Le Père Gabriel est d’abord envoyé au Chili, à Mendoza, pour la formation des alumnistes,

avec un ministère paroissial à Rengo. Il passe ensuite à Lota, plus au sud du pays, où il laisse le souvenir d’un missionnaire doué d’une grande capacité de travail, persévérant, patient, mais aussi aimable, conciliateur et donné à tous. En août 1953, le vicariat du Chili et de l’Argentine forme une nouvelle province, dite d’Amérique du Sud. Le Père Régis Escoubas est désigné pour prendre les rênes de cette nouvelle Province, le P. Carmel Pémoulié étant délégué pour l’Argentine. Déjà rentré en Argentine (année 1945-1946), le Père Gabriel, après deux années à Belgrano comme vicaire, est nommé supérieur de la communauté pendant douze ans (1) à Buenos-Aires (1947-1959), poursuivant son activité paroissiale à Las Mercedes et à San-Martin de Tours, cette dernière étant une paroisse de la ville de Buenos-Aires. Son charisme particulier est celui de la direction spirituelle. Aussi est-il, de longues années durant, conseiller et visiteur de communautés de religieuses dans le diocèse de Buenos-Aires. Toujours silencieux, réservé jusqu’à la timidité, prudent, le Père Gabriel qui a le sens des responsabilités, laisse à tous le souvenir et le témoignage d’un religieux sérieux, préoccupé de formation personnelle, d’étude, désireux de porter le plus consciencieusement possibles les charges qui lui sont confiées. C’est un religieux pieux, doué d’un discernement prudent et clair. De doctrine sûre, peu soucieux de s’aventurer dans les zones incertaines qu’engendrent des idées nouvelles, il laisse cette impression d’accepter avec difficulté les changements apportés dans l’Eglise par le Concile de Vatican II. Il s’efforce du moins de comprendre de l’intérieur, avec un esprit surnaturel, les voies ouvertes par l’esprit des temps nouveaux et suscitées par le désir d’un aggiornamento en profondeur. Il ne veut que la volonté d’un Dieu ‘qui aime l’humanité’. Le Père Gabriel est mort le 16 février 1983, à l’aube de sa 78ème année.

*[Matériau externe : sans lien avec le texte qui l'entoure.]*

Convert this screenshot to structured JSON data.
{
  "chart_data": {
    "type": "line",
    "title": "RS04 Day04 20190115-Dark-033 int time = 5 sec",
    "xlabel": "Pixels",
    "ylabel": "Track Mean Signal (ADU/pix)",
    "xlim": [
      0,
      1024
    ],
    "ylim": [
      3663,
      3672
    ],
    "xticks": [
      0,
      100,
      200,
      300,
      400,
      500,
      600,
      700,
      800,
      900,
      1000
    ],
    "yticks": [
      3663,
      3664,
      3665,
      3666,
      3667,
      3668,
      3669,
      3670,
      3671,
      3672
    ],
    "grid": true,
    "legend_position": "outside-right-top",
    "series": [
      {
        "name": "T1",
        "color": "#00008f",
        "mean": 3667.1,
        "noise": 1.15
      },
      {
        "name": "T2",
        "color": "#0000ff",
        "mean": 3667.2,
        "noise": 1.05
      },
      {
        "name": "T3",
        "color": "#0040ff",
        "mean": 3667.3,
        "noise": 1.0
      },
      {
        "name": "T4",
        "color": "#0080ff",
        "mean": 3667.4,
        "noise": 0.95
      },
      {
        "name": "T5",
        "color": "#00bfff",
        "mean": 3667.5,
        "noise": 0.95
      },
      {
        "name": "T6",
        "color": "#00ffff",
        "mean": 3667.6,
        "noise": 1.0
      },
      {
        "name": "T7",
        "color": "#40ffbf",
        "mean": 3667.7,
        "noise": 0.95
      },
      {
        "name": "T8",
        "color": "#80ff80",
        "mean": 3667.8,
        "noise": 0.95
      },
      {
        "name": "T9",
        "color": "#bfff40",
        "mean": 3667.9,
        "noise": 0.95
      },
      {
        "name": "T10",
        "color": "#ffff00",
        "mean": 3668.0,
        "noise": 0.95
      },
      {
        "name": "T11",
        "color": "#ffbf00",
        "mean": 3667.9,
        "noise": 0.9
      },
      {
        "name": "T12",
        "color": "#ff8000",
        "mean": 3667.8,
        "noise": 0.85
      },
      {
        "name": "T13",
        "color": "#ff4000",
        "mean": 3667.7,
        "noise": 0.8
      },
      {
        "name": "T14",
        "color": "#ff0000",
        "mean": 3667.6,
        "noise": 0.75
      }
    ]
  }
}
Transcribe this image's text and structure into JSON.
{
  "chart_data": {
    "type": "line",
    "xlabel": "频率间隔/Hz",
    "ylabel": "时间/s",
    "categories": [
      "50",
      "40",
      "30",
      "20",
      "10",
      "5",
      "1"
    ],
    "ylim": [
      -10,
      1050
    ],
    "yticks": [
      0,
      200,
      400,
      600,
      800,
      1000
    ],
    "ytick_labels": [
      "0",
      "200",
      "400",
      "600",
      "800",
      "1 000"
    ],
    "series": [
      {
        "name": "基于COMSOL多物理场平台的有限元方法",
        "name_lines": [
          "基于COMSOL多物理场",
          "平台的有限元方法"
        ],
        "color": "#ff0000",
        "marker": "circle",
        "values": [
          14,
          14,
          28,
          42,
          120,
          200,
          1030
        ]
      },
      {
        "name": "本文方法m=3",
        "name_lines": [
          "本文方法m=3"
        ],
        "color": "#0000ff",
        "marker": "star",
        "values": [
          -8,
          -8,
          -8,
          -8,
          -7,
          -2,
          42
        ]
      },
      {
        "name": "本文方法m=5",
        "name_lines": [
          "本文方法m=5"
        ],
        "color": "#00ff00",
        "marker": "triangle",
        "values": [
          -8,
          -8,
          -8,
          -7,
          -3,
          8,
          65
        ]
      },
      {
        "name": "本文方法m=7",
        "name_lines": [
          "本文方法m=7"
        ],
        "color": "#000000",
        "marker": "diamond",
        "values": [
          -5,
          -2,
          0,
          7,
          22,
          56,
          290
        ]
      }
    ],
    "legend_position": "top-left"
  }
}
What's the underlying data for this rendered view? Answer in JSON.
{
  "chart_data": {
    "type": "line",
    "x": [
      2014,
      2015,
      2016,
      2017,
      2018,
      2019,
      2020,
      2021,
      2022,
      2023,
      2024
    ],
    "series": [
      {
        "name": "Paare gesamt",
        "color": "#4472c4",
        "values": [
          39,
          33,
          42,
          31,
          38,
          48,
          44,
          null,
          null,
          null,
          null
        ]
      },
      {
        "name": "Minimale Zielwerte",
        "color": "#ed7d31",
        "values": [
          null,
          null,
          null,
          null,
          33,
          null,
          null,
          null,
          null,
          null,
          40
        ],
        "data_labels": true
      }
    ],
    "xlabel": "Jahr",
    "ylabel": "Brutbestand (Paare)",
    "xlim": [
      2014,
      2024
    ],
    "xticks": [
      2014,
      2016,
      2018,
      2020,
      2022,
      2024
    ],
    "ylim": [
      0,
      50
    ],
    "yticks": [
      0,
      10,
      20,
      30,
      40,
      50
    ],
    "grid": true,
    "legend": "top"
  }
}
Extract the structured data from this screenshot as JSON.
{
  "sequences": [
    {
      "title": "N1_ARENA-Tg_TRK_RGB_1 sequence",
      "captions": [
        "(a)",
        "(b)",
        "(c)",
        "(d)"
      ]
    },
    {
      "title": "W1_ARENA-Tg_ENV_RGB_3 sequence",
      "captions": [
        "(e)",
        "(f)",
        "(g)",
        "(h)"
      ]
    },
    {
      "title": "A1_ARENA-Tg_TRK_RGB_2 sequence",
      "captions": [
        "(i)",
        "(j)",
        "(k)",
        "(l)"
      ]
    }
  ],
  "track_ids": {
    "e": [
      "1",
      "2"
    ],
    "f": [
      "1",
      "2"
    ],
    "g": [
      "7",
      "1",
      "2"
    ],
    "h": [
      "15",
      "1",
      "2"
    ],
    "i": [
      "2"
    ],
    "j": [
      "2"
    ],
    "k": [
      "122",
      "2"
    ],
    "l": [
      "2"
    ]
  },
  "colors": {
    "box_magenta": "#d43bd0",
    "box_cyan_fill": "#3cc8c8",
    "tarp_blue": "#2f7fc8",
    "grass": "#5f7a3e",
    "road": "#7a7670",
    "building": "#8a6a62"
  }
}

(1) Le mandat de Supérieur de communauté est habituellement d’une durée de trois années renouvelables. En 1956, un Indult est nécessaire pour prolonger les trois mandats du P. Gabriel d’un quatrième, exceptionnel ou justifié en raison des circonstances particulières. En 1956, c’est toujours le P. Carmel Pémoulié qui est délégué régional de l’Amérique du Sud pour l’Argentine. Ce dernier est remplacé par le P. Agustin Solano en 1958.

Bibliographies

Bibliographie et documentation: Documents Assomption, Nécrologe (II) 1981-1983, p. 80-81. Dans les ACR, du P. Gabriel Kearney, correspondances (1927-1954), rapports sur Belgrano (1949-1958). Belgrano d’après Lettre à la Famille, mars 1955, n° 183, p. 47-48. [Nous ne disposons pas malheureusement dans la collection des ACR du bulletin de la Province: Chile-Argentina, correspondant aux années 1983-1988].